Several studies have suggested that both changes in muscle size and muscle activation may affect the underlying mechanisms leading to improvements in stretch–shortening cycle utilization [14, 19, 22, 31, 32]. Based on the relationships in the present study, it is possible that muscle activation may affect these mechanisms more than muscle size in young females. Among child and adult males and females, O’Brien et al. [30] found that concentric power production (measured during the SJ) was positively related to quadriceps femoris muscle volume. However, the authors concluded that the greater discrepancy in muscle volume between child and adult males compared to females may indicate that the growth-related differences in power production were more influenced by muscular hypertrophy in males.

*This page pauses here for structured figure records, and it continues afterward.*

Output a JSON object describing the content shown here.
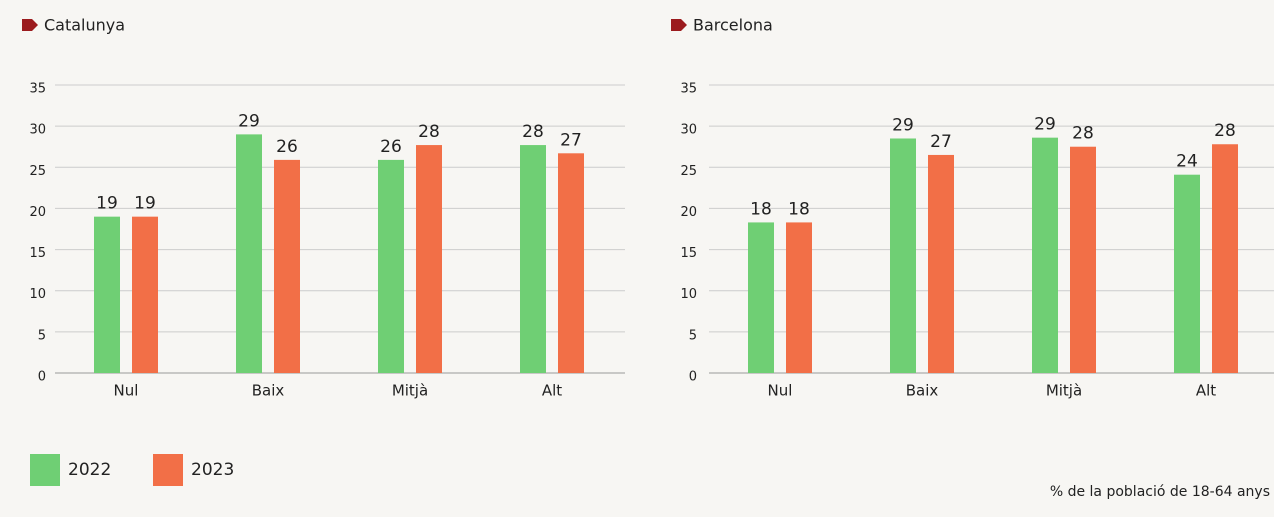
{
  "chart_data": [
    {
      "type": "bar",
      "title": "Catalunya",
      "categories": [
        "Nul",
        "Baix",
        "Mitjà",
        "Alt"
      ],
      "series": [
        {
          "name": "2022",
          "color": "#6fcf74",
          "values": [
            19,
            29,
            25.9,
            27.7
          ],
          "value_labels": [
            "19",
            "29",
            "26",
            "28"
          ]
        },
        {
          "name": "2023",
          "color": "#f26f47",
          "values": [
            19,
            25.9,
            27.7,
            26.7
          ],
          "value_labels": [
            "19",
            "26",
            "28",
            "27"
          ]
        }
      ],
      "ylim": [
        0,
        35
      ],
      "yticks": [
        0,
        5,
        10,
        15,
        20,
        25,
        30,
        35
      ],
      "grid": true
    },
    {
      "type": "bar",
      "title": "Barcelona",
      "categories": [
        "Nul",
        "Baix",
        "Mitjà",
        "Alt"
      ],
      "series": [
        {
          "name": "2022",
          "color": "#6fcf74",
          "values": [
            18.3,
            28.5,
            28.6,
            24.1
          ],
          "value_labels": [
            "18",
            "29",
            "29",
            "24"
          ]
        },
        {
          "name": "2023",
          "color": "#f26f47",
          "values": [
            18.3,
            26.5,
            27.5,
            27.8
          ],
          "value_labels": [
            "18",
            "27",
            "28",
            "28"
          ]
        }
      ],
      "ylim": [
        0,
        35
      ],
      "yticks": [
        0,
        5,
        10,
        15,
        20,
        25,
        30,
        35
      ],
      "grid": true
    }
  ],
  "note": "% de la població de 18-64 anys"
}
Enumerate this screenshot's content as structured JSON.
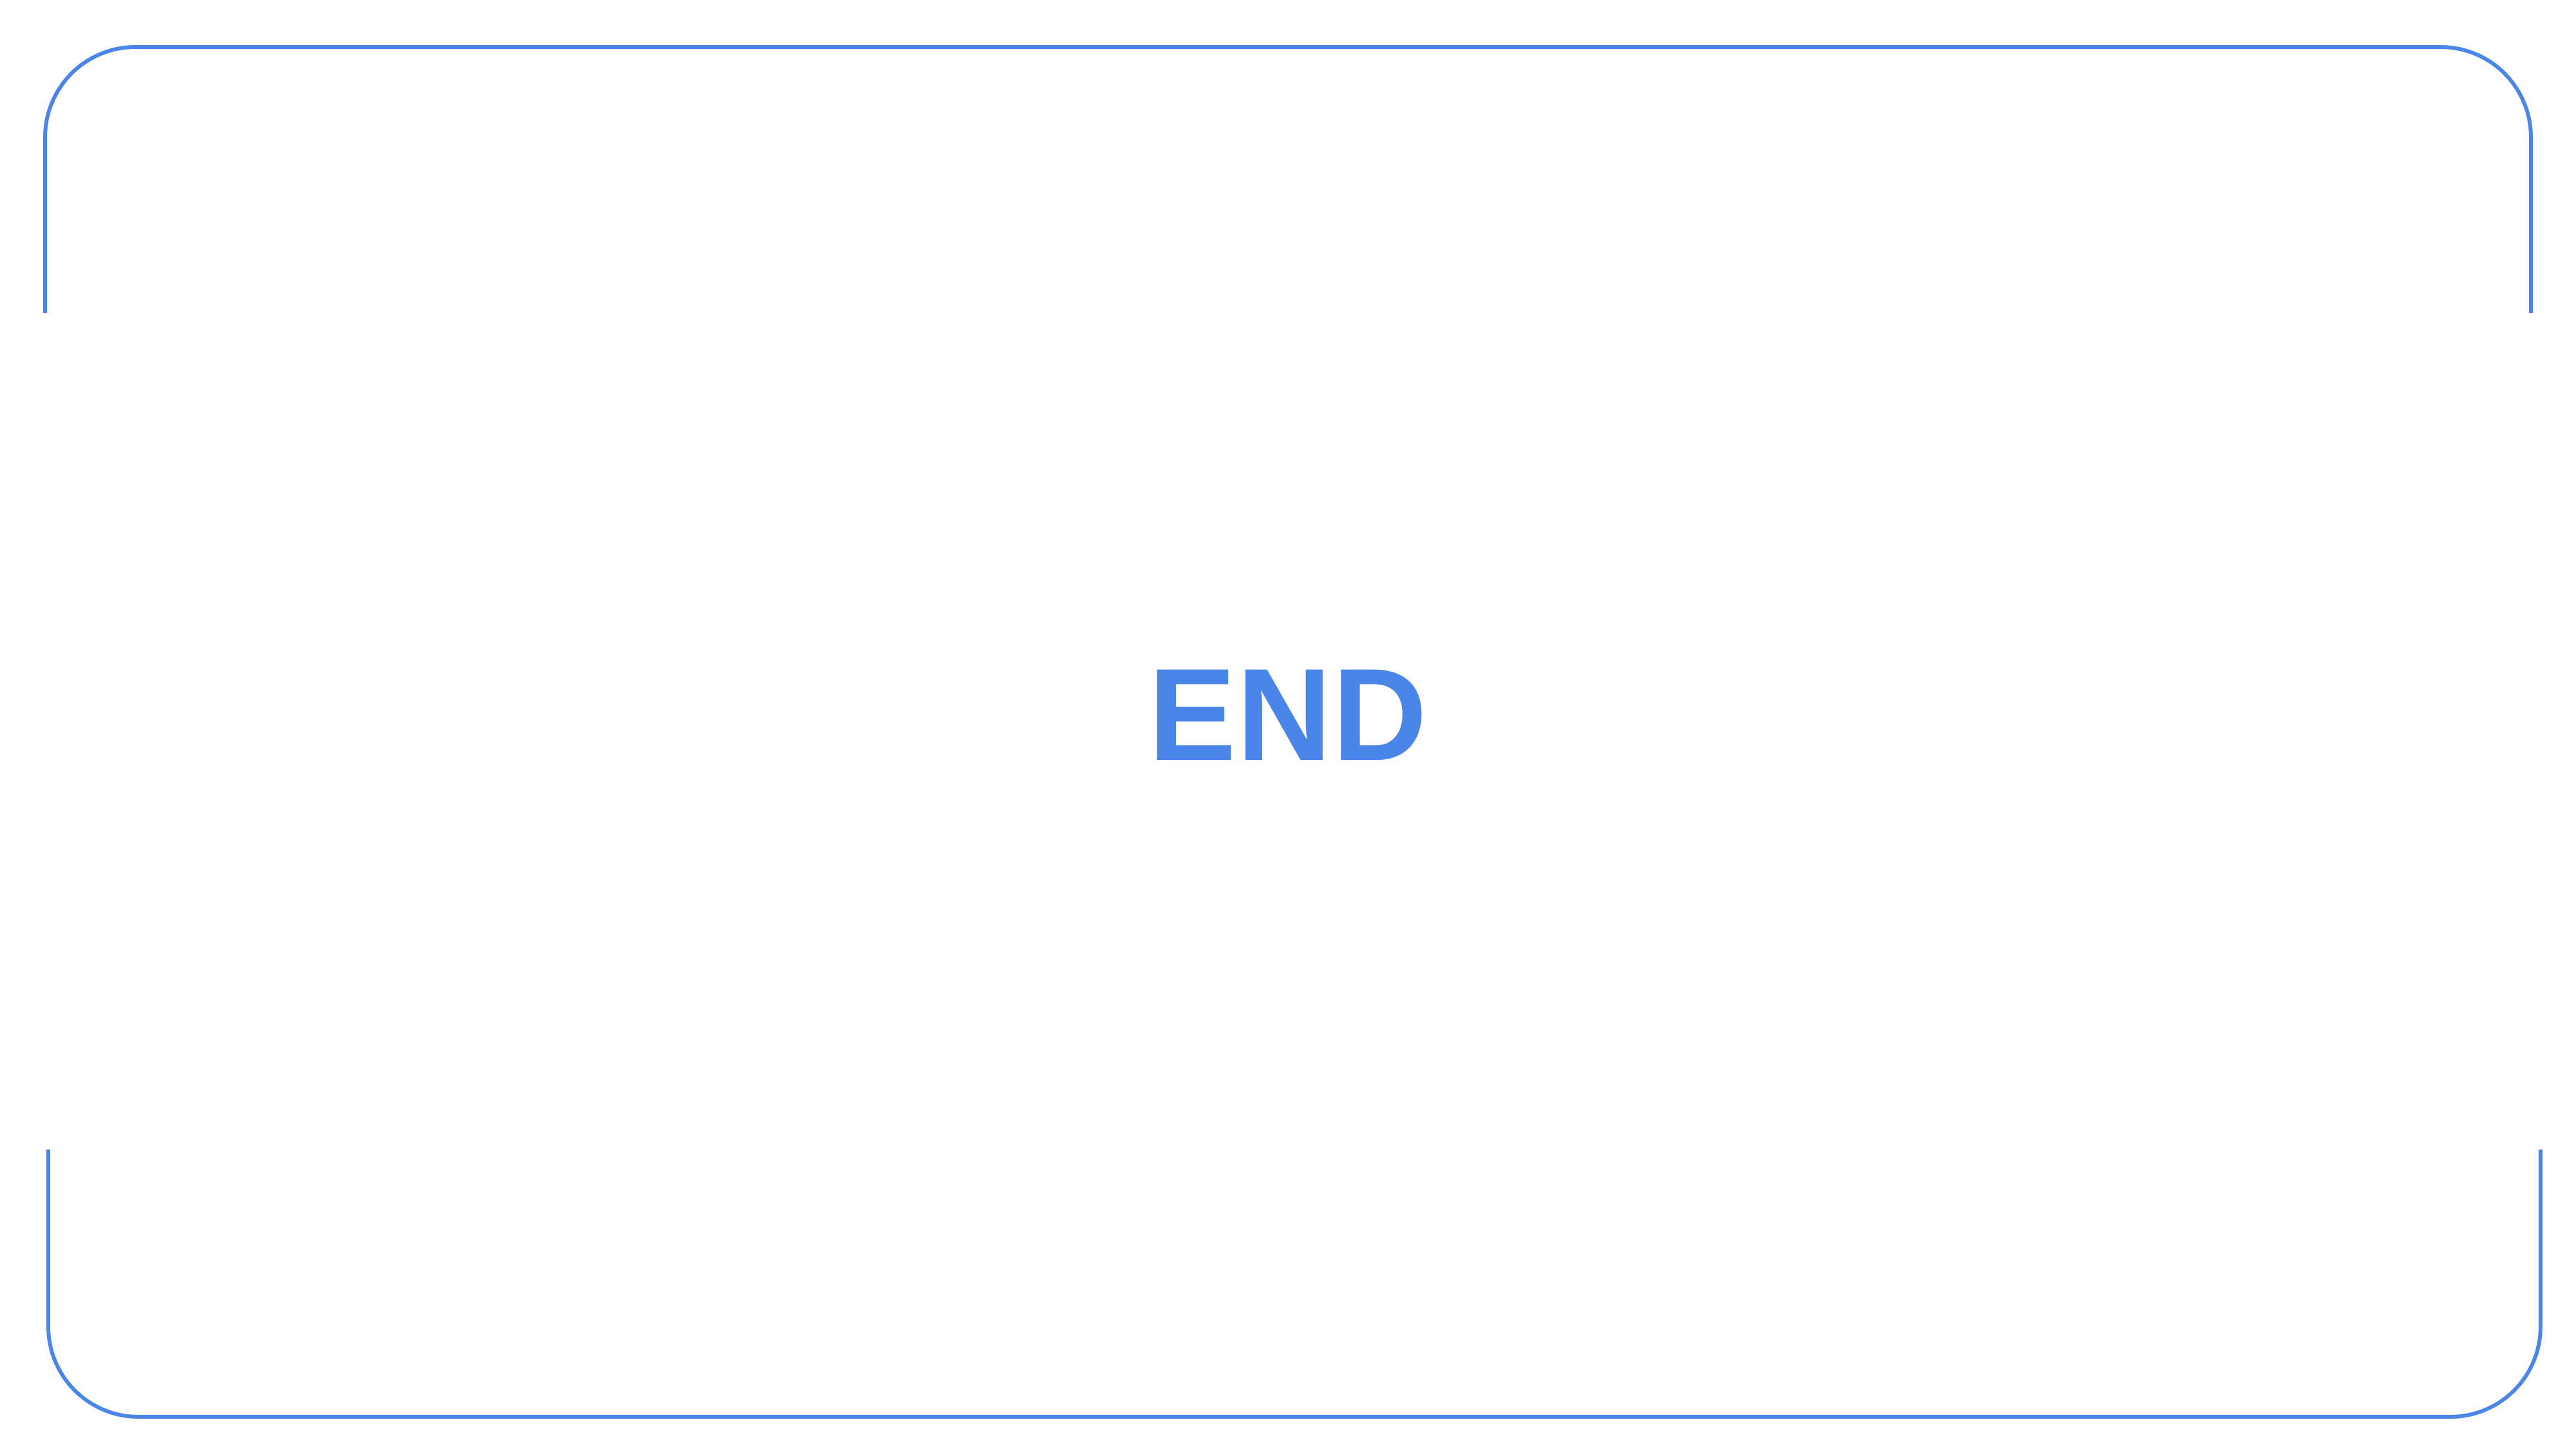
{
  "slide": {
    "title": "END"
  },
  "colors": {
    "accent": "#4a86e8",
    "background": "#fefefe"
  }
}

Another study from O’Brien et al. [29] reported sex-specific differences in muscle strength, size, and activation between child and adult males and females. Specifically, O’Brien et al. [29] suggested that muscle size accounted for a majority of the difference in strength between child and adult males, while differences in strength between child and adult females was more affected by muscle activation. Therefore, the findings of O’Brien et al. [29, 30], in conjunction with the results of the present study in females and our previous study in males [12], suggest there may be sex-specific morphological and neuromuscular adaptations that influence stretch–shortening cycle utilization during growth and development.

In conclusion, the results of the present study demonstrate that young females produce greater power during the CMJ than the SJ, but equivalent power compared to the DJs despite progressive increases in eccentric pre-loading. These results are in agreement with our previous study in males [12], demonstrating the inability of young males and females to utilize the stretch–shortening cycle for increases in concentric power production beyond the CMJ. Furthermore, in contrast to males [12], the increase in PP from the SJ to CMJ was not related to muscle size in females, which suggests there may be sex-specific adaptations which affect stretch–shortening cycle utilization during growth and development. Several previous studies have suggested that the underlying mechanisms that influence stretch–shortening cycle utilization may be affected by both changes in muscle size and muscle activation [14, 19, 22, 31, 32]. Additionally, O’Brien et al. [29, 30] reported sex-specific differences in muscle strength, size, and activation between child and adult males and females. Therefore, the relationship between ΔCMJ-SJ and CSA in males [12], but not females, may indicate that stretch–shortening cycle utilization is differentially affected by changes in muscle size and muscle activation as young males and females grow and develop. Due to the popularity of vertical jump tests in assessing athletic performance in young males and females, future researchers may wish to use similar vertical jump techniques to quantify and compare kinetic (ground reaction forces) and kinematic (hip to knee to ankle sequencing) data to provide a better understanding of elastic energy storage and utilization during vertical jumps of increasing eccentric preloading during growth and development. This may provide beneficial information for coaches and practitioners designing training programs to optimize power production in young females. Furthermore, future studies should consider assessing differences in skeletal muscle hypertrophy and neuromuscular adaptations during growth and development in young males and females to determine if sex-specific morphological and neuromuscular adaptations exist.